I have no idea when I first learned about maps. But, I remember learning the meaning of "wanderlust" when I was 11. We'd just gotten back from travelling around Europe and I recall being seized by nostalgia, longing, and a desperate craving to go back and see more.

Travel was nothing new to me even at 11. I'd had a passport for years. School vacations, holiday weekends all meant trips. Even school weeks sometime meant trips. Road trips and plane trips. Visits with far-flung relatives. Family vacations tacked on to my dad's business trips. Trips meant days spent exploring city alleys or wilderness trails in new places with new accents that spoke new words. I loved the different buildings, different cultures and different trees. It was scary and exciting. But I always looked forward to the next place we were heading.

In between trips I stared at maps. Not just ones of the places we were planning to go. There were the topographics of our hilly neighborhood that made perfect sense. And my dad's maps of marine boundaries that made no sense. The wall map of the US in my bedroom. The out-of-date globe in the den. Stacks of Triple A Highway maps. And my favorites — the ones in the Rand McNally Atlas of the World that probably weighed more than me.  

These maps could help me conjure up places I knew and give me a glimpse into places I wanted to know. They tied me over until the next time I could actually go be somewhere else. And when there, they organized what I was seeing.

I keep hearing that maps are going away. No one needs maps if Siri can just tell us where and when to turn. But that's not the same. It's not just about knowing how to get somewhere. It's knowing how the pieces of a place fit together. The relationship between this place and that is what matters.

At least for now technology has made maps better than ever. Today when I travel I spend a crazy amount of time with online maps. Reviewing where I've been at the end of the day and planning where I'll go the next day. Smartphone map apps have been a godsend. It's all on my iPhone wherever I am. I like to think that means I can walk around a city navigating my way while looking like an idiot local walking and texting instead of a idiot tourist with a fanny pack and a laminated accordion map. And then when I'm home I can use the online maps to go back in my mind.

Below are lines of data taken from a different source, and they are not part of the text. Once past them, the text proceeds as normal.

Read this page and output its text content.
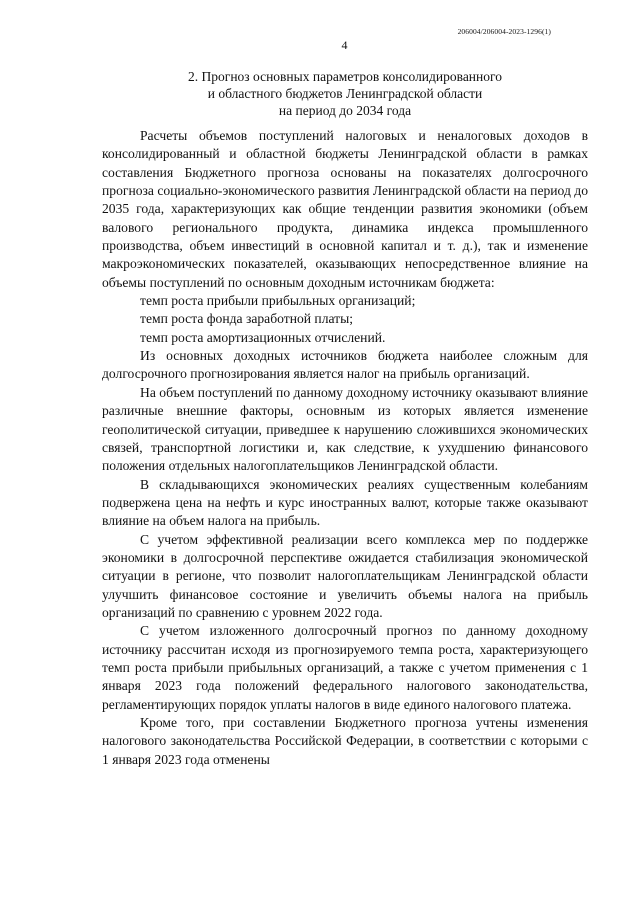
206004/206004-2023-1296(1)
4
2. Прогноз основных параметров консолидированного
и областного бюджетов Ленинградской области
на период до 2034 года

Расчеты объемов поступлений налоговых и неналоговых доходов в консолидированный и областной бюджеты Ленинградской области в рамках составления Бюджетного прогноза основаны на показателях долгосрочного прогноза социально-экономического развития Ленинградской области на период до 2035 года, характеризующих как общие тенденции развития экономики (объем валового регионального продукта, динамика индекса промышленного производства, объем инвестиций в основной капитал и т. д.), так и изменение макроэкономических показателей, оказывающих непосредственное влияние на объемы поступлений по основным доходным источникам бюджета:

темп роста прибыли прибыльных организаций;

темп роста фонда заработной платы;

темп роста амортизационных отчислений.

Из основных доходных источников бюджета наиболее сложным для долгосрочного прогнозирования является налог на прибыль организаций.

На объем поступлений по данному доходному источнику оказывают влияние различные внешние факторы, основным из которых является изменение геополитической ситуации, приведшее к нарушению сложившихся экономических связей, транспортной логистики и, как следствие, к ухудшению финансового положения отдельных налогоплательщиков Ленинградской области.

В складывающихся экономических реалиях существенным колебаниям подвержена цена на нефть и курс иностранных валют, которые также оказывают влияние на объем налога на прибыль.

С учетом эффективной реализации всего комплекса мер по поддержке экономики в долгосрочной перспективе ожидается стабилизация экономической ситуации в регионе, что позволит налогоплательщикам Ленинградской области улучшить финансовое состояние и увеличить объемы налога на прибыль организаций по сравнению с уровнем 2022 года.

С учетом изложенного долгосрочный прогноз по данному доходному источнику рассчитан исходя из прогнозируемого темпа роста, характеризующего темп роста прибыли прибыльных организаций, а также с учетом применения с 1 января 2023 года положений федерального налогового законодательства, регламентирующих порядок уплаты налогов в виде единого налогового платежа.

Кроме того, при составлении Бюджетного прогноза учтены изменения налогового законодательства Российской Федерации, в соответствии с которыми с 1 января 2023 года отменены
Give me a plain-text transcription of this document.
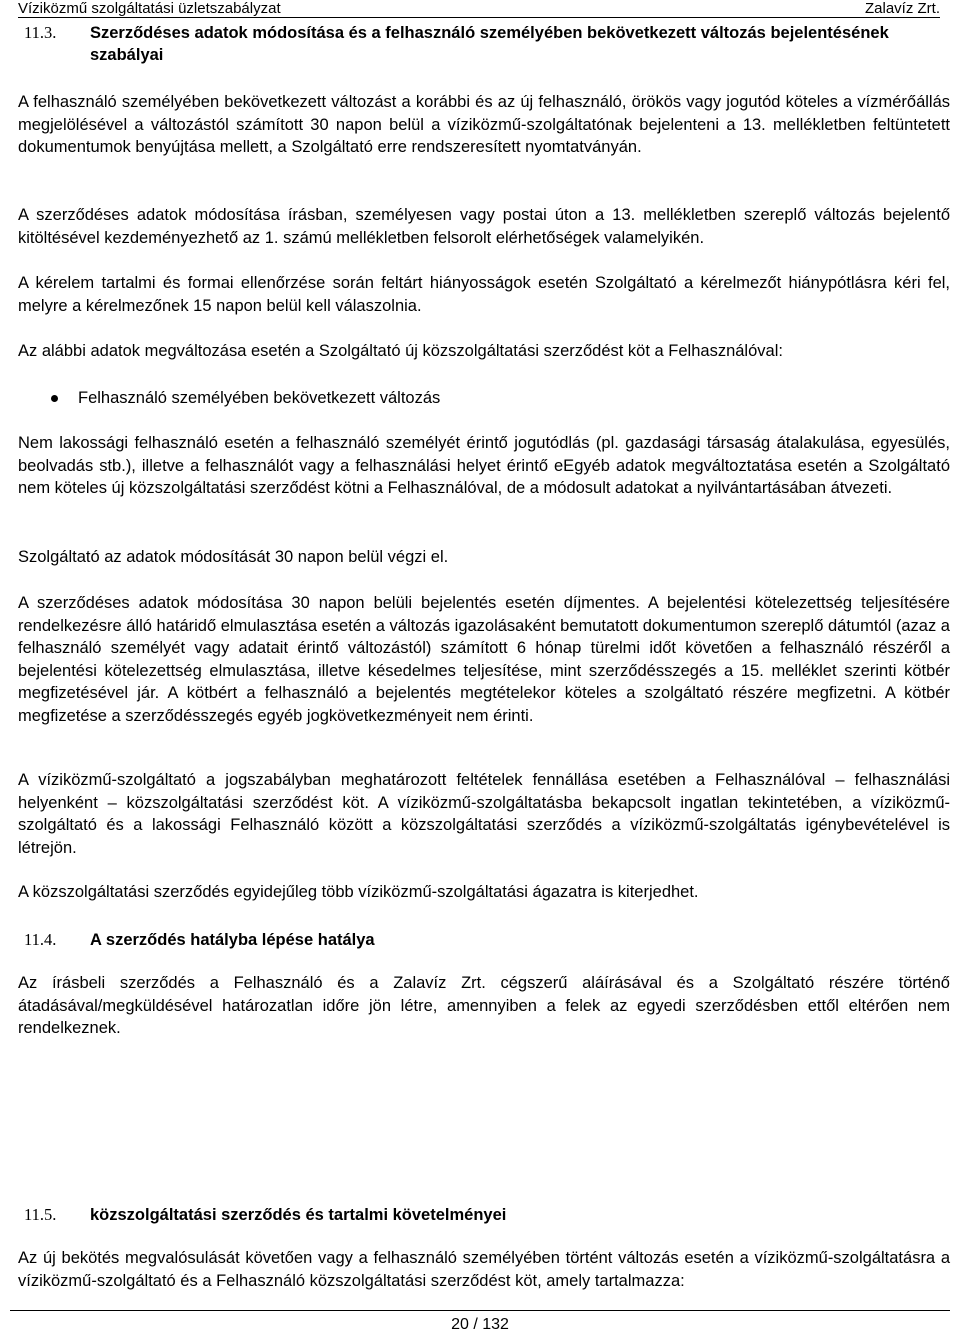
Víziközmű szolgáltatási üzletszabályzat	Zalavíz Zrt.
11.3. Szerződéses adatok módosítása és a felhasználó személyében bekövetkezett változás bejelentésének szabályai

A felhasználó személyében bekövetkezett változást a korábbi és az új felhasználó, örökös vagy jogutód köteles a vízmérőállás megjelölésével a változástól számított 30 napon belül a víziközmű-szolgáltatónak bejelenteni a 13. mellékletben feltüntetett dokumentumok benyújtása mellett, a Szolgáltató erre rendszeresített nyomtatványán.

A szerződéses adatok módosítása írásban, személyesen vagy postai úton a 13. mellékletben szereplő változás bejelentő kitöltésével kezdeményezhető az 1. számú mellékletben felsorolt elérhetőségek valamelyikén.

A kérelem tartalmi és formai ellenőrzése során feltárt hiányosságok esetén Szolgáltató a kérelmezőt hiánypótlásra kéri fel, melyre a kérelmezőnek 15 napon belül kell válaszolnia.

Az alábbi adatok megváltozása esetén a Szolgáltató új közszolgáltatási szerződést köt a Felhasználóval:

Felhasználó személyében bekövetkezett változás

Nem lakossági felhasználó esetén a felhasználó személyét érintő jogutódlás (pl. gazdasági társaság átalakulása, egyesülés, beolvadás stb.), illetve a felhasználót vagy a felhasználási helyet érintő eEgyéb adatok megváltoztatása esetén a Szolgáltató nem köteles új közszolgáltatási szerződést kötni a Felhasználóval, de a módosult adatokat a nyilvántartásában átvezeti.

Szolgáltató az adatok módosítását 30 napon belül végzi el.

A szerződéses adatok módosítása 30 napon belüli bejelentés esetén díjmentes. A bejelentési kötelezettség teljesítésére rendelkezésre álló határidő elmulasztása esetén a változás igazolásaként bemutatott dokumentumon szereplő dátumtól (azaz a felhasználó személyét vagy adatait érintő változástól) számított 6 hónap türelmi időt követően a felhasználó részéről a bejelentési kötelezettség elmulasztása, illetve késedelmes teljesítése, mint szerződésszegés a 15. melléklet szerinti kötbér megfizetésével jár. A kötbért a felhasználó a bejelentés megtételekor köteles a szolgáltató részére megfizetni. A kötbér megfizetése a szerződésszegés egyéb jogkövetkezményeit nem érinti.

A víziközmű-szolgáltató a jogszabályban meghatározott feltételek fennállása esetében a Felhasználóval – felhasználási helyenként – közszolgáltatási szerződést köt. A víziközmű-szolgáltatásba bekapcsolt ingatlan tekintetében, a víziközmű-szolgáltató és a lakossági Felhasználó között a közszolgáltatási szerződés a víziközmű-szolgáltatás igénybevételével is létrejön.

A közszolgáltatási szerződés egyidejűleg több víziközmű-szolgáltatási ágazatra is kiterjedhet.

11.4. A szerződés hatályba lépése hatálya

Az írásbeli szerződés a Felhasználó és a Zalavíz Zrt. cégszerű aláírásával és a Szolgáltató részére történő átadásával/megküldésével határozatlan időre jön létre, amennyiben a felek az egyedi szerződésben ettől eltérően nem rendelkeznek.

11.5. közszolgáltatási szerződés és tartalmi követelményei

Az új bekötés megvalósulását követően vagy a felhasználó személyében történt változás esetén a víziközmű-szolgáltatásra a víziközmű-szolgáltató és a Felhasználó közszolgáltatási szerződést köt, amely tartalmazza:

20 / 132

But the best development in mapland is Google Street View. Street View bestills my wanderlust beset heart. Want to be somewhere else? it's just a click away.

I can't imagine what my child self would have thought of virtual exploring courtesy of Street View. It's virtual reality and virtual surreality. The surreal part of is that the faces of the people are blurred out. It oddly makes the 'walk' down the city streets of New York, Oslo, or London seem more personal and the scenery more about you. But even with out faces, the ghostly people still look of the place. In Reykjavik the street fashion of the blurred out people is quirky, different, and comfortable looking. In Paris it's chic and refined, if perhaps not so comfortable.

It's no substitute for being there, but street view, maybe, just maybe, helps me scratch some weird travel itch without leaving the couch.

Wanderlust is a great word for capturing that itch to travel, but mixed with it for me was always a big dose of nostalgia or something approximating that. I've read that while German in origin, the word 'wanderlust' has fallen out of favor in Germany. It's been replaced in modern usage with 'fernweh.' It's literal meaning is 'farsickness.' Farsickness. That feels like the ailment I suffered from all my life. I had just never had the right name for it.

What I can't decide is whether having a detailed map of the world on my smartphone has made my farsickness better or worse.